Okay so. Aside from the gaping mouths of Asian carp in captivity and having both thumbnails peeled all the way back, my least favorite things in the universe are reviews of Wes Anderson films. No offense to anyone who’s ever written one.
But. And sorry if this point has already been made. I did think Moonrise Kingdom was one of the best movies I’ve ever seen about the gulf that persists between adults and children. Even when the adults try their hardest to relate to the children around them, they can’t.

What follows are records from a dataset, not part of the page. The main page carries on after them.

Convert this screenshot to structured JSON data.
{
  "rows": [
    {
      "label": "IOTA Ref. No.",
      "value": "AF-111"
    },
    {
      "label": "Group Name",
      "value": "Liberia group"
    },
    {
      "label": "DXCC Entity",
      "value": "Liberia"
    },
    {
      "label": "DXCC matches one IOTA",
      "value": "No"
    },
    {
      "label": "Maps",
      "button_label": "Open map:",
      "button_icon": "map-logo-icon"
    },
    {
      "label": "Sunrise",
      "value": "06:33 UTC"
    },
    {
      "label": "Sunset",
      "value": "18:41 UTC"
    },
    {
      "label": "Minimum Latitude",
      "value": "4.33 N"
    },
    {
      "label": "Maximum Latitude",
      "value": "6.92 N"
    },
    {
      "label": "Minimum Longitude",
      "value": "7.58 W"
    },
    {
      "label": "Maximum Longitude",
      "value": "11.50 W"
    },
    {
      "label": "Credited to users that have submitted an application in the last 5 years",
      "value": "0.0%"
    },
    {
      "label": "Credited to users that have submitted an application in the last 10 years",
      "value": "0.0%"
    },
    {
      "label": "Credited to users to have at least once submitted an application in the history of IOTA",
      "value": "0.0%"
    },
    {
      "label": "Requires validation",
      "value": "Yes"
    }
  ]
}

They’ve forgotten how.
The saddest scene in the movie (for me) came when Scout Master Ward sits down in the boat next to young Sam Shakusky, who had run away earlier, and apologizes for not realizing that Sam was an orphan. “I didn’t know your situation,” Ward says. “It wasn’t in the register.” Says it as if that was the key to understanding Sam’s inner life—as if this biographical tidbit was the clue he’d been missing all along. But it’s not. The fact that Sam’s an orphan is one of the least relevant things about him. It’s just something that adults insist is important.
Which sets up a perfect counterpoint in Captain Sharp, who takes Sam in for the night and realizes he’s probably not well-equipped to impart much wisdom. “Let’s face it,” Sharp tells the precocious twelve-year-old, “you’re probably a much more intelligent person than I am.” All adults can ever do, Sharp explains, is protect kids from their most dangerous mistakes. And not much more. When he tries to give Sam some advice on love and relationships, Sam gently points out that Sharp himself is still a bachelor.
At which point all the island police officer can do is pour the kid another slug of beer. Because what can anyone tell anyone else about life, really. And what good is all the experience adults accumulate except to see that there’s no end to the novel ways in which people can fuck things up.
Now let’s all peel our thumbnails back.